青山フラワーマーケット:花を定期的に購入する層へ1000円以下の自宅用ミニブーケを中心に展開。
ヒートテック:中高年が使用するというイメージがあった防寒用下着を、機能とシンプルさを打ち出すことで幅広い層へ拡大。
ほぼ日刊イトイ新聞:広告は掲載せず、ファンをターゲットに物販で収益を上げる。
俺のイタリアン:価格を抑え、回転率を上げることで高級イタリアンやフレンチに興味がなかった層を取り込む。

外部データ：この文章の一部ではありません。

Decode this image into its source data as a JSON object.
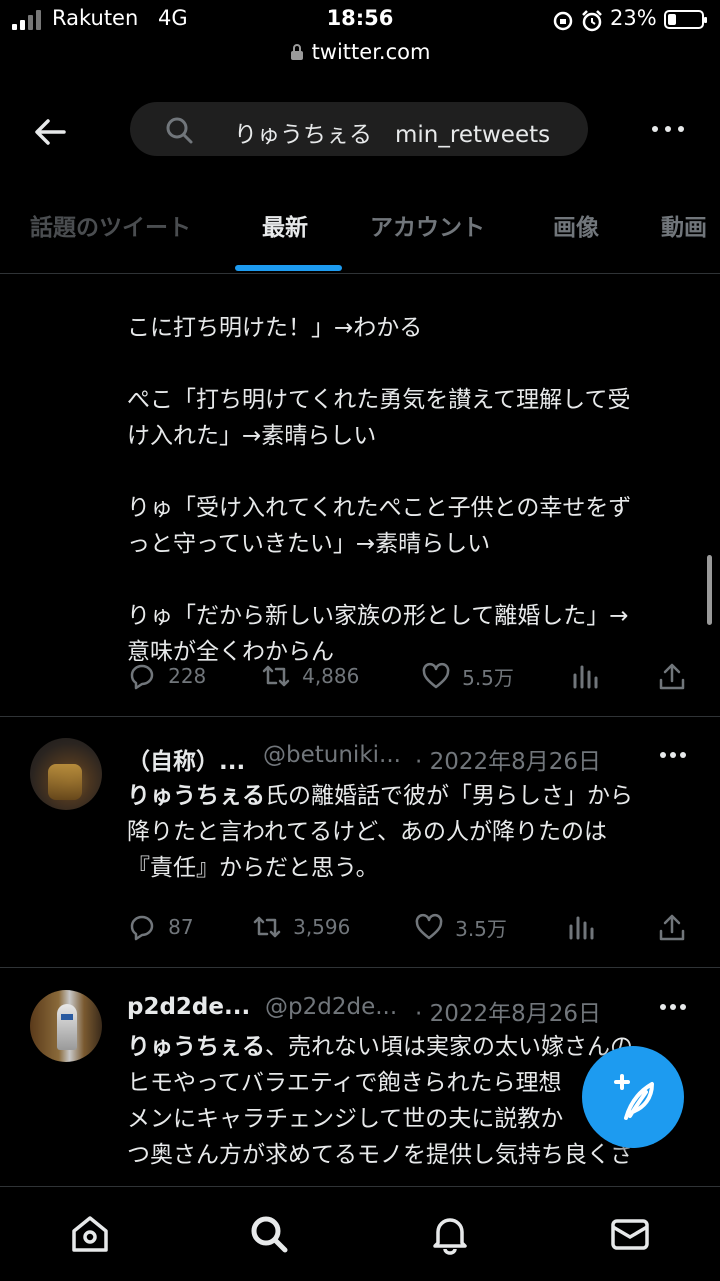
{
  "status_bar": {
    "carrier": "Rakuten",
    "network": "4G",
    "time": "18:56",
    "battery": "23%"
  },
  "browser": {
    "url": "twitter.com"
  },
  "search": {
    "query": "りゅうちぇる　min_retweets"
  },
  "tabs": [
    "話題のツイート",
    "最新",
    "アカウント",
    "画像",
    "動画"
  ],
  "tweet1": {
    "lines": [
      "こに打ち明けた！」→わかる",
      "",
      "ぺこ「打ち明けてくれた勇気を讃えて理解して受",
      "け入れた」→素晴らしい",
      "",
      "りゅ「受け入れてくれたぺこと子供との幸せをず",
      "っと守っていきたい」→素晴らしい",
      "",
      "りゅ「だから新しい家族の形として離婚した」→",
      "意味が全くわからん"
    ],
    "replies": "228",
    "retweets": "4,886",
    "likes": "5.5万"
  },
  "tweet2": {
    "name": "（自称）...",
    "handle": "@betuniki...",
    "date": "· 2022年8月26日",
    "bold": "りゅうちぇる",
    "line1": "氏の離婚話で彼が「男らしさ」から",
    "line2": "降りたと言われてるけど、あの人が降りたのは",
    "line3": "『責任』からだと思う。",
    "replies": "87",
    "retweets": "3,596",
    "likes": "3.5万"
  },
  "tweet3": {
    "name": "p2d2de...",
    "handle": "@p2d2de...",
    "date": "· 2022年8月26日",
    "bold": "りゅうちぇる",
    "line1": "、売れない頃は実家の太い嫁さんの",
    "line2": "ヒモやってバラエティで飽きられたら理想",
    "line3": "メンにキャラチェンジして世の夫に説教か",
    "line4": "つ奥さん方が求めてるモノを提供し気持ち良くさ"
  },
  "colors": {
    "accent": "#1d9bf0",
    "background": "#000000",
    "muted": "#71767b",
    "text": "#e7e9ea"
  },
  "icons": {
    "top": [
      "back-arrow-icon",
      "search-icon",
      "more-icon"
    ],
    "actions": [
      "reply-icon",
      "retweet-icon",
      "like-icon",
      "analytics-icon",
      "share-icon"
    ],
    "nav": [
      "home-icon",
      "explore-icon",
      "notifications-icon",
      "messages-icon"
    ],
    "fab": "compose-tweet-icon"
  }
}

ブラインド・サッカー:障碍者以外の健常者へも普及拡大。
パーク24:適度な料金と適切な場所で駐車場を短期利用したいという潜在需要に応え、市場を切り開く。
スルガ銀行:徹底したリスク評価。返済リスクの高さの高い顧客に積極融資をし、市場の境界を引き直す。
新日本プロレス:ルックス重視のレスラーを登用し、女性や若者へ支持を拡大。
ライフネット生命:ネット生保という新たな市場を切り開く。営業をなくし低下価格の保険料を実現。保険未加入の人々の需要を掘り起こす。
QBハウス:散髪につきものだったシャンプーやマッサージなどを省き、格安価格、時短、立地で新たな価値曲線を実現。
シルク・ドゥ・ソレイユ:リングリング・ブラザーズ&バーナム&ベイリー(The greatest showman)がつくりあげた動物ありきのサーカス内容を見直し、ふう大人や法人に顧客層を拡大。
カセラ・エアインズ:アメリカで斜陽産業だったワイン業界でイエロー・テイルを発売。選びやすさや飲みやすさ、楽しさを付加した商品は新たな顧客層を獲得し、爆発的にヒット。